Making a change to something already built can have dramatic repercussions. It could affect multiple people’s schedules, require we revisit our budgets for performance and memory, and it could be tied to several other dependencies or affect other parts of the game. Change happens and it usually makes things better. Some of the most successful titles went through dramatic changes, but it can come with significant cost.

Multiple Releases Are Expensive

The typical frustration of a low budget project is the need for a proof of concept and the likelihood of needing to accommodate several important fundraising events. Sometimes major developers have the same issue of an overstuffed release schedule because they are trying to maintain a media storm, hitting all of the conventions with playable demos and new features to excite their audience.

Every release freezes feature development in order to QA and polish the existing project, which is more than likely on intermediate work. It disrupts production and is wasteful as intermediate work often changes and polish will need to be repeated. It adds more risk into development because your focus is switched from reducing risk to investor or user value. It also undermines the iterative nature of game development; you are unlikely to change and experiment with improvements if you are under the microscope of an important audience.

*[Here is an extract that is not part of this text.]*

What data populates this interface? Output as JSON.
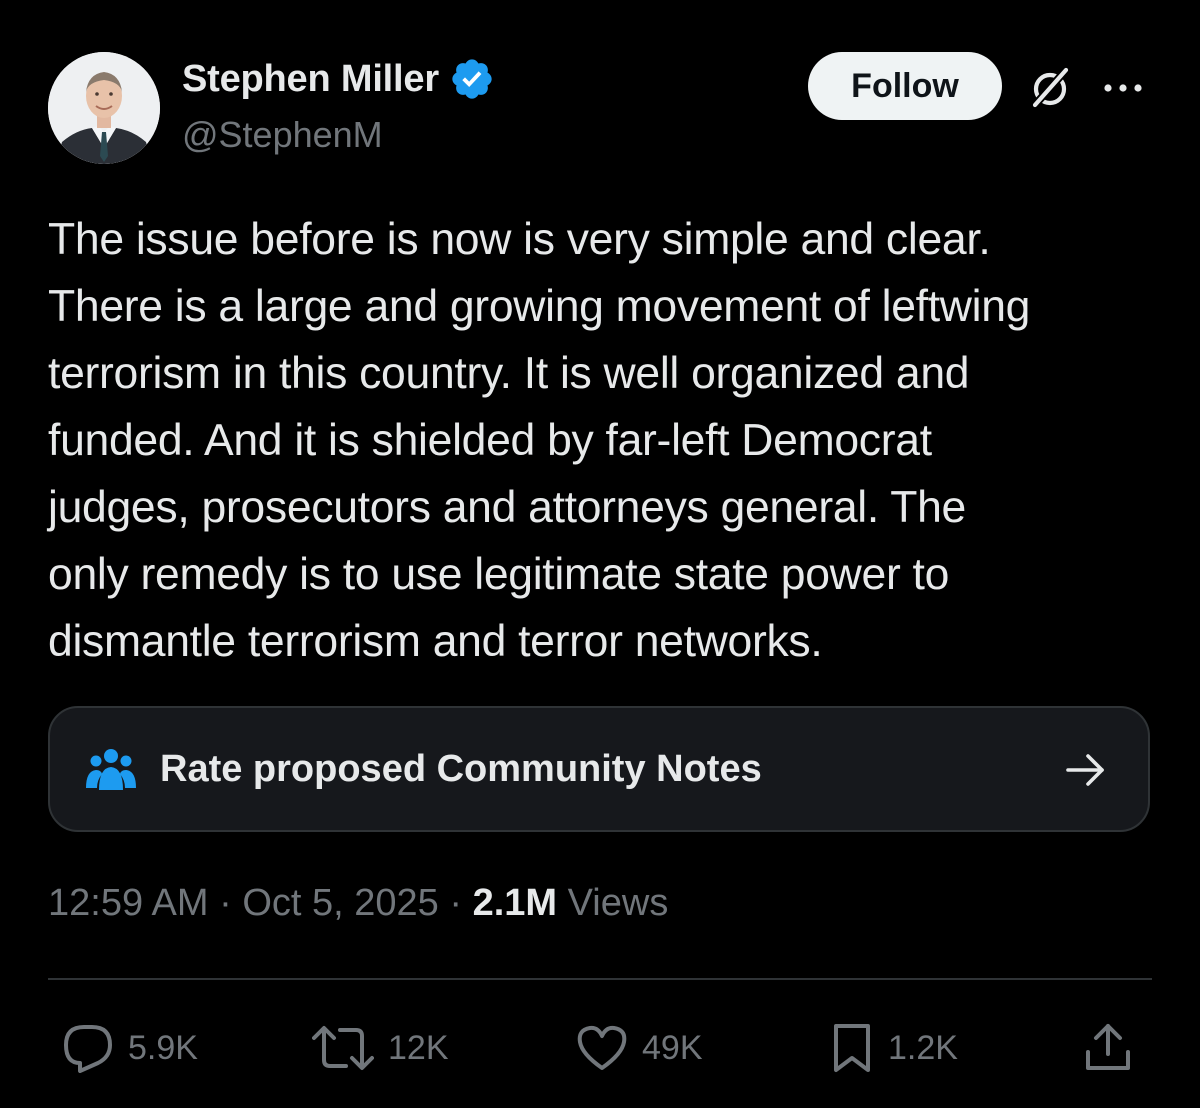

This is a tough problem. Most people have never seen what a game looks like while it is in development, much less possess the vision of what a game can become. If you can imagine a movie with many special effects, a game partway through looks like the raw green screen footage with placeholder and temporary assets. It is compounded by the fact that game development accelerates. Halfway through development most of the game, particularly the parts visible to end users, is still incomplete. There is an amazing article on Kotaku with interviews from multiple developers about game demos, particularly some of the differences between demos and ongoing development.

Conclusion

We learn these costs through experience, and even people adjunct to game development do not understand the process until they build their first game. Making games is complicated. There is tremendous strategic tension in development of what to build when, allocation of resources, and the need to assess a feature before the final polish. We possess the vision to imagine a new feature as well as foresight on how existing features will grow and interact as we add art, programming, special effects, and sound over the course of its development. Jesse Schell talks about game design as the ability to view your game through different lenses (perspectives). The same is true about analyzing cost.